The writer of Psalm 42 wants us to notice God in that experience of “deep calling to deep.” There’s a thirst there, a longing that is first and always for God:
…for I shall again praise him,
my help and my God. —Psalm 42.5b & 11b
Even when we are cast down (verse 42.6), we are built to remember that God is with us. That’s where the “deep calling to deep” comes into play, and it’s followed with these words:
By day the Lord commands his steadfast love,
and at night his song is with me,
a prayer to the God of my life. —42.8
Do we know this? Sometimes our bodies do before our minds catch up.
On Sunday our Chancel Choir will offer a selection during the offering using a melody written by Giovanni Pierluigi da Palestrina in the 16th century and this translation of the opening words of Psalm 42:
Like as the hart desireth the water brooks,
ev’n so longeth my soul after thee, O God.
I hope you’ll notice the yearning in this music and its words, more familiarly rendered this way: “As the deer longs for flowing streams, so my soul longs for you, O God” (NRSVue).

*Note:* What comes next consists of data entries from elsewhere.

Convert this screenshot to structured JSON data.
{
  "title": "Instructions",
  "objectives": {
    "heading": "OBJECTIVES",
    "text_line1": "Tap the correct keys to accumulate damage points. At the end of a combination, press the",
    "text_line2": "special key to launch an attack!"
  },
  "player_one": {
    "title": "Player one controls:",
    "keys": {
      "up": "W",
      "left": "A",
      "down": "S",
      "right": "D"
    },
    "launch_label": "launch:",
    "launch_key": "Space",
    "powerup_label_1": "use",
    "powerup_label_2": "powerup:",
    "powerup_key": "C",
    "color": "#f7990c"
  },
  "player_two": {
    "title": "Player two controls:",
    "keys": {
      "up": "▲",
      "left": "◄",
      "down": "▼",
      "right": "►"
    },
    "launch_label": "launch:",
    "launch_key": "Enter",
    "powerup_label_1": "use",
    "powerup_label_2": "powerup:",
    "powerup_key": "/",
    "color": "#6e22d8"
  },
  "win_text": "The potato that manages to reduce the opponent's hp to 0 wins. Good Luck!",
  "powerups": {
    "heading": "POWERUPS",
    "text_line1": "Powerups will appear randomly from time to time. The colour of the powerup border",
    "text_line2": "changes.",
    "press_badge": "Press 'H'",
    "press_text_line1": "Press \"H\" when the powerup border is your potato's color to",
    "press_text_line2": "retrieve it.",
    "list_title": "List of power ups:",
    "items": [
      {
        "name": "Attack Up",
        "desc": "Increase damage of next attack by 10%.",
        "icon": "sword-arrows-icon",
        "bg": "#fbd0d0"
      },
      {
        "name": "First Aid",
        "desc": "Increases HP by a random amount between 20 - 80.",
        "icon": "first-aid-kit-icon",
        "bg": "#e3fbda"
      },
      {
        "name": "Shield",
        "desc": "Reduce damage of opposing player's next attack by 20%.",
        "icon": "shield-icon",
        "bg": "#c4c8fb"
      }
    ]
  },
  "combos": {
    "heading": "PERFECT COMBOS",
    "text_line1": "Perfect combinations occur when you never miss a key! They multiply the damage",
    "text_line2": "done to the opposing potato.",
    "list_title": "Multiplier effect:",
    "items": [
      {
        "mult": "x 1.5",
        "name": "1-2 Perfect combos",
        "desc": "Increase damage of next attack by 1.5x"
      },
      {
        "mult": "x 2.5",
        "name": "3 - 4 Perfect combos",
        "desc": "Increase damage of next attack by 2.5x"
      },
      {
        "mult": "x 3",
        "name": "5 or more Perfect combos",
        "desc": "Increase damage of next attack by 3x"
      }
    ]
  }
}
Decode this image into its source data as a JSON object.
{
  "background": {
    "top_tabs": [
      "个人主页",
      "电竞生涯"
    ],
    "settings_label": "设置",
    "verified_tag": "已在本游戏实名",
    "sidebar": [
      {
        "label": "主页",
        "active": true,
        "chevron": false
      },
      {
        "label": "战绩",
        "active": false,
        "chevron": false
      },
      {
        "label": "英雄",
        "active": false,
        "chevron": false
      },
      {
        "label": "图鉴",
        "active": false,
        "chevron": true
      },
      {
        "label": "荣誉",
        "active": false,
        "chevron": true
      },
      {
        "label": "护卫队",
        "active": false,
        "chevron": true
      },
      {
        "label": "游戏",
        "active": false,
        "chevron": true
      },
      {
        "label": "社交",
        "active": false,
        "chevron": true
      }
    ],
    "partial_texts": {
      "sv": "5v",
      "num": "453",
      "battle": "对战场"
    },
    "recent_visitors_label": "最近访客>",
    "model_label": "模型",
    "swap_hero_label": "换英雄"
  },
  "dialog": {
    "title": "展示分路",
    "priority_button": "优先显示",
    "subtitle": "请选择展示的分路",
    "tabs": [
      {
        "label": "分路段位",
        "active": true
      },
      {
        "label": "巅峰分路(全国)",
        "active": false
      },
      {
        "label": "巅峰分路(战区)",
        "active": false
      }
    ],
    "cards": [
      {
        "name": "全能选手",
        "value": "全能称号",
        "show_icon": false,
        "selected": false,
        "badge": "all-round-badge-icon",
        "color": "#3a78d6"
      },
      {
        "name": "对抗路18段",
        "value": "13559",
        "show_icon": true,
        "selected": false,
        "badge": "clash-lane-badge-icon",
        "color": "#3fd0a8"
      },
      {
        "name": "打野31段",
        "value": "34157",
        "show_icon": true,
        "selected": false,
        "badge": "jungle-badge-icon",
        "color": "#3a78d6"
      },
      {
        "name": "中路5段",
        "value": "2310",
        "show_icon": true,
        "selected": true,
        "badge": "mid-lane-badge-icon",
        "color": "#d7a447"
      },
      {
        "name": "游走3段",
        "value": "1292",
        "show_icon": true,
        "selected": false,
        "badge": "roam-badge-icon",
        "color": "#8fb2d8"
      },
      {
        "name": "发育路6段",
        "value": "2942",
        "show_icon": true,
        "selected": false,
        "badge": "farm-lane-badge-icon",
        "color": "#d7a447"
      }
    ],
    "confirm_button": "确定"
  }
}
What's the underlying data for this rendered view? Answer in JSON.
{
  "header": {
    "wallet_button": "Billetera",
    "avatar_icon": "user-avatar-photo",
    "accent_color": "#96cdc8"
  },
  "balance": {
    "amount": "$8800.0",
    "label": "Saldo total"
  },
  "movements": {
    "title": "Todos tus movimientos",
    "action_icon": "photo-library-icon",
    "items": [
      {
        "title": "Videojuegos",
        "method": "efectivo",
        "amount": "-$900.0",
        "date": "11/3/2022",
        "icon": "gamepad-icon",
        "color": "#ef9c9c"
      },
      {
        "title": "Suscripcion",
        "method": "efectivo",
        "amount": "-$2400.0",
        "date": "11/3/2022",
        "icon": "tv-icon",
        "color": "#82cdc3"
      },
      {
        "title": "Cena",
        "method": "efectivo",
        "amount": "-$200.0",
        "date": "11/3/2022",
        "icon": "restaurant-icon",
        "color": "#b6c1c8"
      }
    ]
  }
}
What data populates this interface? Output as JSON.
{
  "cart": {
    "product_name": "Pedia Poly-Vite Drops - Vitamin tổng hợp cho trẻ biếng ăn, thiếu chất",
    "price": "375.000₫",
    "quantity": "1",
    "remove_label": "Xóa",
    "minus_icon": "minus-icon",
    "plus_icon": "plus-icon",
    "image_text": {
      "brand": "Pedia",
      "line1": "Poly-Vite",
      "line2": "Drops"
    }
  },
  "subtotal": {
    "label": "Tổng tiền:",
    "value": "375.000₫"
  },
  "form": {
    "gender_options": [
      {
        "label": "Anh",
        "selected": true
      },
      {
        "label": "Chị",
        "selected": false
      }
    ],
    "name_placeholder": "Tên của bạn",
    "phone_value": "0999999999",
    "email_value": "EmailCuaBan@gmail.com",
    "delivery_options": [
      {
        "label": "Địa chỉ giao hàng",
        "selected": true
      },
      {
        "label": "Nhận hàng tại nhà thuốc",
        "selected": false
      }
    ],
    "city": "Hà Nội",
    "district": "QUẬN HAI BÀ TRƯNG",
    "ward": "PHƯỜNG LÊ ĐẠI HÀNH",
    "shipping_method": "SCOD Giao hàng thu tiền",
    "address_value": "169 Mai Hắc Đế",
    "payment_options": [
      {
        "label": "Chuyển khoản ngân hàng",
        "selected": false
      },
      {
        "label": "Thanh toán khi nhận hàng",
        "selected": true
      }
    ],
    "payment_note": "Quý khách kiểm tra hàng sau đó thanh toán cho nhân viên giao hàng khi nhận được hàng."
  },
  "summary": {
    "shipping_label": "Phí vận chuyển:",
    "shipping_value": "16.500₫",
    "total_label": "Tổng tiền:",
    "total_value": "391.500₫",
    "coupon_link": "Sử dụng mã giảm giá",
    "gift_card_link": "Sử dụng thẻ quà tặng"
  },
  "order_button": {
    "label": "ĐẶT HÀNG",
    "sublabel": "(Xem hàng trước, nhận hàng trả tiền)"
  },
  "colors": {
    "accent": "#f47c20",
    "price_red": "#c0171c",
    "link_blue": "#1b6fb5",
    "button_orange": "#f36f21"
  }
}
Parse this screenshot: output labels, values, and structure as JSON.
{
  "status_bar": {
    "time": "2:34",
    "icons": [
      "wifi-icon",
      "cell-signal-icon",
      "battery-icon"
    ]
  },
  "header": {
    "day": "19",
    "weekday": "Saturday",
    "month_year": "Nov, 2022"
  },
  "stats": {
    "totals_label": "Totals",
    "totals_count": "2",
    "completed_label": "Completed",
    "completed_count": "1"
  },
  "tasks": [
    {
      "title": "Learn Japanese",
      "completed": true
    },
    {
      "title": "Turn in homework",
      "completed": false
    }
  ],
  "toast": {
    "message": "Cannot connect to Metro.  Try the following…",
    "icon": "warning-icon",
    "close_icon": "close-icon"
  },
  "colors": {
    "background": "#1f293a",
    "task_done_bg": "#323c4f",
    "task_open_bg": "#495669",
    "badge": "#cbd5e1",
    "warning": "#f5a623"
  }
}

Your soul longs for God, just that way.
I wonder: How might God be inviting you to notice that truth in your deepest parts? Sit with that question; maybe talk it over with God in a few minutes of silence. What would have to shift—in your thinking, your time, your priorities—to let your soul be nourished with more of God?
These are the kinds of questions I found myself pondering, looking out at those waves. For now, I have that sun-dappled surf as the background on my phone, so I’m seeing it often. It’s reminding me of God’s “deep” calling to mine.
Because I need that reminder, too—again and again.